I'm still patiently working my way through the Schrotbrot, but with a bubbly and ripe rye sourdough on the counter, I decided to try out a new formula. I love my everyday pain au levains, and I wanted to see how it would work out with a rye sourdough and an increased amount of rye flour. This loaf is 30% whole-rye flour, 70% bread flour and is made with a whole-rye sourdough. You'll find a snapshot from my spreadsheet detailing the formula by clicking here!

With a modest 30% rye, the overall dough behaves very similar to any other pain au levain dough, but slightly stickier. You notice that it's not quite as strong when you tug at it, and the cuts tend to tear easier and be less well-defined than in straight wheat breads. Still, I think it turned out well! Although it looks pretty much like your everday pain au levain, there's a distinctive rye character to the bread - you'll sense that both by the smell of the baking loaf and most definitely in the flavour of the finished bread. I'd say it brings about a surprising lightness to the crumb, even though it still wholesome and filling. A most agreeable accompaniment to many cheeses.

30% rye


This week's dessert is a delicious chocolate mousse cake with bananas: A rum-flavoured chocolate mousse on top of some ripe bananas, sandwiched between two thin layers of a cocoa-almond sponge. Very tasty!
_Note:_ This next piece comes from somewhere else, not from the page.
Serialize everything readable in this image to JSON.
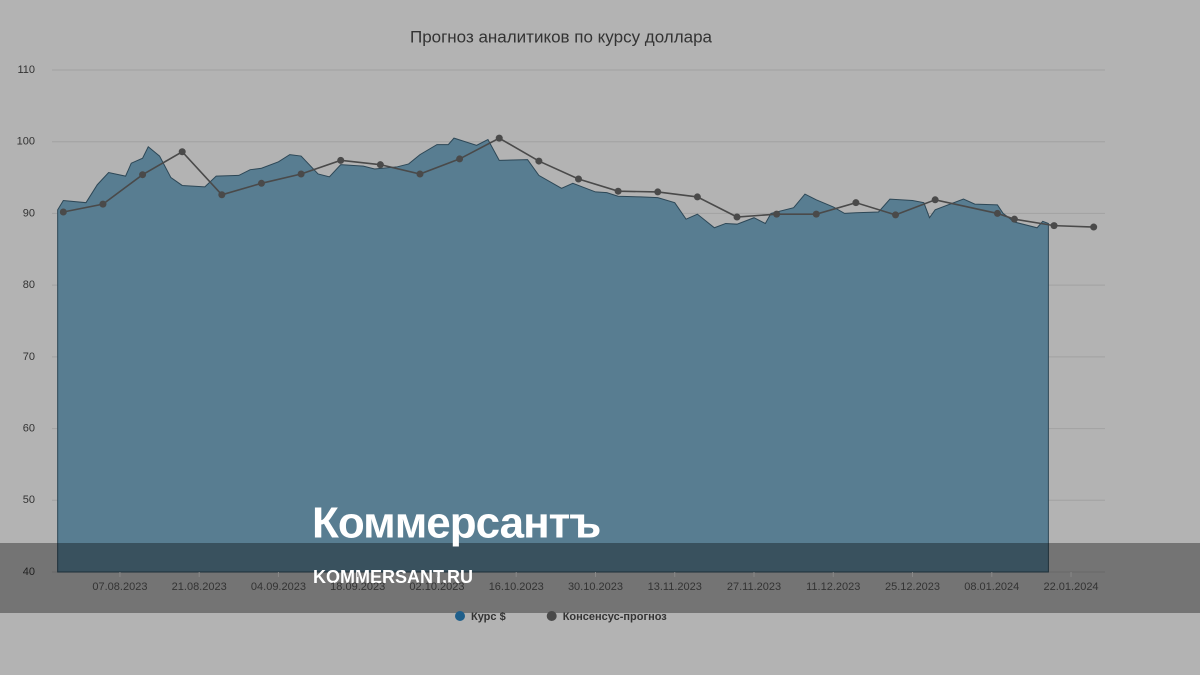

Chocolate mousse cake with banana


hansjoakim's picture

It's the time of the year where blistering cold winds sweep the city and the surrounding mountainside. Rest assured, no matter how many layers you put on, the cold will penetrate them and get to you eventually. I'm certain that the freezing temperatures are partly to blame for me baking a dense Schrotbrot this week... I had a careful look over my kitchen shelves, pencil in hand, and jotted down potential ingredients for a solid log. I had a vague idea of what I wanted, but this turned out quite good I think.

This week's Schrotbrot:


I've snapped a screenshot of the spreadsheet I used to make up the formula; you'll find that at the bottom of the post!

The base formula is pretty simple, and you can put any kinds of grains and seeds in it - flavour it either way you like. I love toasted sunflower seeds in these rye breads, as they give a nutty chew that goes well with soaked rye berries. I used a tad malt syrup to bring out a subtle sweetness in the final loaf. It's not very pronounced, but rather lingers somewhere in the background. I bet either honey or another syrup would work equally well. You might want to alter the overall hydration if you exchange other seeds in the soaker(s), but keep in mind that you want to keep the final dough very wet. Wet your hands with water, give the dough a rough cylindrical shape, and carefully place in a tin. The recipe below is scaled to fill a 1 liter tin approx. 2/3 way up. After about 1 hour final proof, the dough should have risen noticeably, and the top should start to look a bit fragile.

Let cool at least 24 hours. Slice as thin as possible and enjoy at 5 AM with a cheese platter and a glass of cold milk. Then go run the New York marathon.